Иностранная литература №07/2011 - стр. 11
Не знаю, что сделала она со своей одежкой, ложась спать, но он повесил все на стул в гостиной: штаны, рубашку, пиджак. Ботинки под стул поставил, а носки свернул и внутрь засунул. Она-то вещи, должно быть, в шкаф убрала, в тот самый, который я собрал своими руками, так, впрочем, и не дождавшись особой благодарности. Другое дело, шкаф и в самом деле вышел не очень, сразу видно – любитель делал по выходным, но все же можно было бы как-то повнимательней… Ты не находишь, спросил я у кота, который взялся бродить за мной по пятам, что можно было и повнимательней?.. Нет, куда там, совсем наоборот! Этот шкаф даже в расчет не пошел, когда мы начали выяснять отношения, и, хотя я все усилия прилагал, чтобы сделать мир вокруг нас лучше, я все равно оставался и навсегда останусь (так она мне заявила) унылым типом.
Но скажи ты мне (я продолжал говорить с котом), ты действительно считаешь, что она нашла кого-то получше? Хмырь, который кладет салфетку на край стола, в точности, как это делал я сам, и произносит “было очень вкусно” (ну, может добавить еще “дорогая”), чем этот хмырь лучше меня? В сущности, других-то нет – все кладут салфетку на стол и добавляют, что было вкусно. Разница лишь в том, как скоро этот жест начинает раздражать, ну и потом еще, сколько проходит времени, прежде чем она заснет, мечтая о далеких любовниках, не держащих в руках салфетку. Только всего этого она еще не знала, когда решила со мной расстаться. Она не знала, что другой будет вешать свои вещи на стул в точности, как это делал я, и носки тоже будет сворачивать и в башмаки запихивать. Он что, действительно не такой грустный, как я, этот тип? Если бы я пришел сюда несколько месяцев назад, может, я нашел бы его шмотки разбросанными по всей комнате, а может, они оба побросали бы одежку как попало, в порыве страсти, которая влекла их в спальню, повергая в ужас кота. И вот теперь ее вещи аккуратно висят в шкафу, который я сделал своими собственными неуклюжими руками, а его – старательно разложены на стуле в гостиной. Я чувствовал, что теряю спокойствие.
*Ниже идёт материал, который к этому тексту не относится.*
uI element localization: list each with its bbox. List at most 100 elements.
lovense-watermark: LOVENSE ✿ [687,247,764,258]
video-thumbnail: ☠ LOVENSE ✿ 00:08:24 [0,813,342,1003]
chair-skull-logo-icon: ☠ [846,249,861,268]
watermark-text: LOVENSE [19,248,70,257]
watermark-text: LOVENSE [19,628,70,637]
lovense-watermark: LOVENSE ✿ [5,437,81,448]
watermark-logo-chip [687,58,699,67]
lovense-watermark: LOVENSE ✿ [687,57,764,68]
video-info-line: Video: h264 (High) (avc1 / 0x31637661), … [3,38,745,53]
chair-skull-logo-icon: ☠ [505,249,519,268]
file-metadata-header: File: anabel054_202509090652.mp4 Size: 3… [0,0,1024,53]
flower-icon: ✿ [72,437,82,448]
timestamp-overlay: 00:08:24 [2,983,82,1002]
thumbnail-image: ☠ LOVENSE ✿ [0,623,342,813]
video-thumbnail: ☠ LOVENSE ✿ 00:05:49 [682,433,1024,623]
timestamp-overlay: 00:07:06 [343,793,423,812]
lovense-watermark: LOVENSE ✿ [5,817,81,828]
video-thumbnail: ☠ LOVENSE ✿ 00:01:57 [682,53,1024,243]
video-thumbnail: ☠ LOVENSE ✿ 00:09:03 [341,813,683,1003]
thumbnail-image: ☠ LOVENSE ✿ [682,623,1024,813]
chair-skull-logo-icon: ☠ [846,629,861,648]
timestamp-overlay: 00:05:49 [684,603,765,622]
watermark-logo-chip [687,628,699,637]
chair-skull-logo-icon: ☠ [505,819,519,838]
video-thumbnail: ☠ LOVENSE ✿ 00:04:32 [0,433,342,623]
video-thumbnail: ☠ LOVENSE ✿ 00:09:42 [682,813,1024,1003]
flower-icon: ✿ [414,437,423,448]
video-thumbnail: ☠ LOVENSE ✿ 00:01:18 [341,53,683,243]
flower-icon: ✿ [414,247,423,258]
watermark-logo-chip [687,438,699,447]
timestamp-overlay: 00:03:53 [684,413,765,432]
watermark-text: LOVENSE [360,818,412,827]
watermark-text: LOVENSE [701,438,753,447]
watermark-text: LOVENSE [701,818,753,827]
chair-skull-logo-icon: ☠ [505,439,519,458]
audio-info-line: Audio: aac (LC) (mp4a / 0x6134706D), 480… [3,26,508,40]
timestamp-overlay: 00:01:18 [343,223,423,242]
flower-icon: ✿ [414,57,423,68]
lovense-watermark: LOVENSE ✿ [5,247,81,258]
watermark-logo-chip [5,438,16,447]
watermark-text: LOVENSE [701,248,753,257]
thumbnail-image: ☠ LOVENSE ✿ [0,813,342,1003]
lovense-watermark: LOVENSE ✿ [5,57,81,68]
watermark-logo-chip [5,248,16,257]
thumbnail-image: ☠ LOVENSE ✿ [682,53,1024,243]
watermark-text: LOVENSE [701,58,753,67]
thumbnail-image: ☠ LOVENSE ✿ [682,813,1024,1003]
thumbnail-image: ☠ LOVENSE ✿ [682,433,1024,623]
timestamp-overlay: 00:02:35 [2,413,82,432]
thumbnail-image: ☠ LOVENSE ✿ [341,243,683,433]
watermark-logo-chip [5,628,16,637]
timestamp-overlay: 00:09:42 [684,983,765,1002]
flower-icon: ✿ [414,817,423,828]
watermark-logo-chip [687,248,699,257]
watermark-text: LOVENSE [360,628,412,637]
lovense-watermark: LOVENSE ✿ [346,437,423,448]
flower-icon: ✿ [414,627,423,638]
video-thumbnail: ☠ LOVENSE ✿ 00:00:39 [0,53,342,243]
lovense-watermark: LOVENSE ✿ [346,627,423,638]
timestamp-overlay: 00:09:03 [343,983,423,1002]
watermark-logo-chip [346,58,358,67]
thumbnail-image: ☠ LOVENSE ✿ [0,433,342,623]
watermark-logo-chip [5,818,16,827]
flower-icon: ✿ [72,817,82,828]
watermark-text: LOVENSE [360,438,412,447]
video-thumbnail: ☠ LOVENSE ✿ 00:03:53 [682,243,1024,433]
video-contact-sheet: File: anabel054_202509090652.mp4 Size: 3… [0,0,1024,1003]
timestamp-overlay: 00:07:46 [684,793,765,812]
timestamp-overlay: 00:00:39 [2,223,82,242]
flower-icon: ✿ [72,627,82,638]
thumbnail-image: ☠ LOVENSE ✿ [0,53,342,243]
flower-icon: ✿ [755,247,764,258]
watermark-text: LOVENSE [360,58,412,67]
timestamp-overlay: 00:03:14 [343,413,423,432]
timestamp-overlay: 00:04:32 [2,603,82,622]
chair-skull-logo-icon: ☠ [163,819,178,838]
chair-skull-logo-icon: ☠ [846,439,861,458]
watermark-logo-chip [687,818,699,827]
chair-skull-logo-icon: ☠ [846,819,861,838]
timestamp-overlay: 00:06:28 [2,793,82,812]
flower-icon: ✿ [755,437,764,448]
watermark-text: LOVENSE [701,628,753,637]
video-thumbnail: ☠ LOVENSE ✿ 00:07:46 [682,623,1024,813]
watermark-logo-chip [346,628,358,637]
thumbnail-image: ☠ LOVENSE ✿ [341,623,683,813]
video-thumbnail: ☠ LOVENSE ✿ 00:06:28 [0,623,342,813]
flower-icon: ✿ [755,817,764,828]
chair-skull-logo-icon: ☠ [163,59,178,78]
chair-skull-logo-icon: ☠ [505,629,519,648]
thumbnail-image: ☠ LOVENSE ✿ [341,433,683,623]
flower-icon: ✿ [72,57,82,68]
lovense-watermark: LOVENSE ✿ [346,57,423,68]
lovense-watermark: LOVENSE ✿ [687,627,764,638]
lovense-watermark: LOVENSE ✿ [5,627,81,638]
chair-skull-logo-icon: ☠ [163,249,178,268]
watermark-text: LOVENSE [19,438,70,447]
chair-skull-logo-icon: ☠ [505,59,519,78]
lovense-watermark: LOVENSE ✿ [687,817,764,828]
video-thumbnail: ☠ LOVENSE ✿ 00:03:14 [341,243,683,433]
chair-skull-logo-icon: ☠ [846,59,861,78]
Она не придумала ничего лучше, как выпереть меня вон под предлогом, что я унылый тип (да она бы в тысячу раз грустнее была, если бы встречала тех, кого встречаю я!), и немедленно заменила меня абсолютно таким же типом, только чуть менее унылым. И вот теперь я снова здесь, я вернулся. А этот хмырь спит себе и в ус не дует, ему-то что, он ничем не рискует, он не поймет жестокость и абсурдность этого мира, повстречавшись в три часа ночи с калекой на одной ноге. Дрыхнет себе, не подозревая даже, что его предшественник тут, совсем рядом, что я проник в эту чертову квартиру, проник легко, потому что она забыла отобрать у меня ключи, и поэтому – теперь уже можно признаться – дверь так легко поддалась, мне даже не пришлось ее взламывать. А я, даже после трех месяцев безотрывного смотрения телевизора, все равно не в состоянии открыть замок с помощью шпильки, и тем хуже для меня, хотя вначале я испытал моральное удовлетворение. А этот придурок, ему все просто задарма досталось: и моя любимая, и квартира, а он спит себе, и ему плевать, что в этот момент под его окнами ковыляет парень без ноги, и ему невдомек, каково это, когда у вас отрезают что-то, что является частью вас, – потому что она была частью меня самого.